Avoid macro fluctuations, return to industry trends, and balance the allocation between Hong Kong and A-shares

1) The market is currently entering a phase where macroeconomic disturbances are gradually diminishing. It is important to ignore the noise and return to industry trends. The market's main focus will gradually shift from macro-level disruptions to the verification of fundamentals and the effectiveness of policy implementation. Currently, domestic demand and price signals remain weak, and policies aimed at combating cut-throat competition and boosting domestic demand still need to be strengthened. Overseas uncertainties persist, with the US's "Inflation Reduction Act (IRA)" and its implementation details, particularly those involving taxation of foreign enterprises, potentially becoming triggers for a new round of volatility. In this market context, we recommend placing greater emphasis on fundamental investment logic during the semi-annual report season from June to August, avoiding excessive reactions or trading based on frequent macroeconomic information.

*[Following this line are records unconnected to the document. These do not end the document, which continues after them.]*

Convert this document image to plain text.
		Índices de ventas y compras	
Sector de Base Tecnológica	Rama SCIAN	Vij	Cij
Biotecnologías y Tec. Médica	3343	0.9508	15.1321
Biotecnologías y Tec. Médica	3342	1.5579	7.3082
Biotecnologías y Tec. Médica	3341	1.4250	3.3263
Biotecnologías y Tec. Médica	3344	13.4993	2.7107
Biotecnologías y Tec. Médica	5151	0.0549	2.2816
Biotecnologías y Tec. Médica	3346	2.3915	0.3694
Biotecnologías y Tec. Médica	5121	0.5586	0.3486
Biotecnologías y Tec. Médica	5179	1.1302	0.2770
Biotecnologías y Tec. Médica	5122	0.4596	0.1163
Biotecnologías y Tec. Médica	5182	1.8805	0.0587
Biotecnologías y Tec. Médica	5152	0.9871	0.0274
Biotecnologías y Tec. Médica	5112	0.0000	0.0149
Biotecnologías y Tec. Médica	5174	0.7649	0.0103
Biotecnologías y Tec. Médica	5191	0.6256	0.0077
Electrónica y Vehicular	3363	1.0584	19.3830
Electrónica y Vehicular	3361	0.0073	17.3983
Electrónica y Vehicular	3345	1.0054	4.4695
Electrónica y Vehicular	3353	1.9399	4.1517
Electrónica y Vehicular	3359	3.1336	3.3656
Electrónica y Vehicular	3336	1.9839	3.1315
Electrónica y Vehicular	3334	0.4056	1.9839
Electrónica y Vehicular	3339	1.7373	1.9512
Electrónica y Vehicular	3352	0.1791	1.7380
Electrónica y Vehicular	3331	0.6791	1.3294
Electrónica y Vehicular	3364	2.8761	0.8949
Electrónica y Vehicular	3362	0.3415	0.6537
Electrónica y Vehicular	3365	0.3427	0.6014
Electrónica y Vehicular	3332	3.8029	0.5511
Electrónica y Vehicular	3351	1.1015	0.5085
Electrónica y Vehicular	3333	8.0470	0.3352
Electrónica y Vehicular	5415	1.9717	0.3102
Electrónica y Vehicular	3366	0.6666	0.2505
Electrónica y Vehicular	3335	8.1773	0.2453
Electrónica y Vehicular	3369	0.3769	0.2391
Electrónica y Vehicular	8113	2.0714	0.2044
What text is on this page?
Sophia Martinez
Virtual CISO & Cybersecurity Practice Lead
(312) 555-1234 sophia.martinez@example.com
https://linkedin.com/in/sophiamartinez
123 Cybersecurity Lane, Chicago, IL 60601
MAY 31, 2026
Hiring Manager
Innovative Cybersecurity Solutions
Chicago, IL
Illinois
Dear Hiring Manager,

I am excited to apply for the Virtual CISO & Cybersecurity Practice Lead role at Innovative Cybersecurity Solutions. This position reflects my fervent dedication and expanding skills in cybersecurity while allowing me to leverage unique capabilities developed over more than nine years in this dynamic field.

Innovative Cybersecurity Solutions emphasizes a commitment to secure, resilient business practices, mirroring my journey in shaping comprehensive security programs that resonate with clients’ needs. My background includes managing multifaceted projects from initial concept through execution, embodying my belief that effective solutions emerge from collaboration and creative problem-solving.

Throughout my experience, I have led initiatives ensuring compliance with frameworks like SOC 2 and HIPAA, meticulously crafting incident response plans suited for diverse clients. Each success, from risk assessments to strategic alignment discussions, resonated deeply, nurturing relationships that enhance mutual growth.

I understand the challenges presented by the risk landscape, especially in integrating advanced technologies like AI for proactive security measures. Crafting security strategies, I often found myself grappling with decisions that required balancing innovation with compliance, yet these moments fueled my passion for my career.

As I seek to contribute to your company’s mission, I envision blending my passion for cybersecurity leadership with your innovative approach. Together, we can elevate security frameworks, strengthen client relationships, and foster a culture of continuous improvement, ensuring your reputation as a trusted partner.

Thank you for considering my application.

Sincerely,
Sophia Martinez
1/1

2) For A-shares, focus on the AI chain, while Hong Kong stocks enter a phase of bottom-up stock selection. The widespread adoption of long-text and memory functions is driving continuous growth in AI inference demand in North America, representing the industry trend most likely to continue exceeding expectations in H2. In the AI sector, the first clear opportunities lie in reasonably valued and undervalued hardware companies related to the North American AI supply chain. As domestic AI applications gradually catch up, there is also room for growth in the domestic chain by 3Q25. In terms of specific allocations, the main areas with clear growth trends and relative independence from macro factors are AI and innovative pharmaceuticals. Given the previous over-concentration in innovative pharmaceuticals, we recommend a return to the AI chain from June to August. The computing power supply chain (AI servers, ASIC chips, optical modules, switches, etc.) warrants close attention, while the application segment requires continuous tracking and observation. Additionally, liquidity in Hong Kong stocks continues to improve, with core large-cap stocks trading at the mid-to-upper end of their valuation ranges. Even if there is insufficient short-term upward beta elasticity, there is still significant room for bottom-up stock selection with a high tolerance for error. We recommend continuing to balance the allocation between Hong Kong and A-shares.

Risk Factors

Intensified friction in the technology, trade, and financial sectors between China and the US; unexpectedly tightened macro liquidity both domestically and overseas; further escalation of conflicts in Russia-Ukraine and the Middle East; slower-than-expected digestion of China's real estate inventory; and unexpectedly prioritized policies under Trump.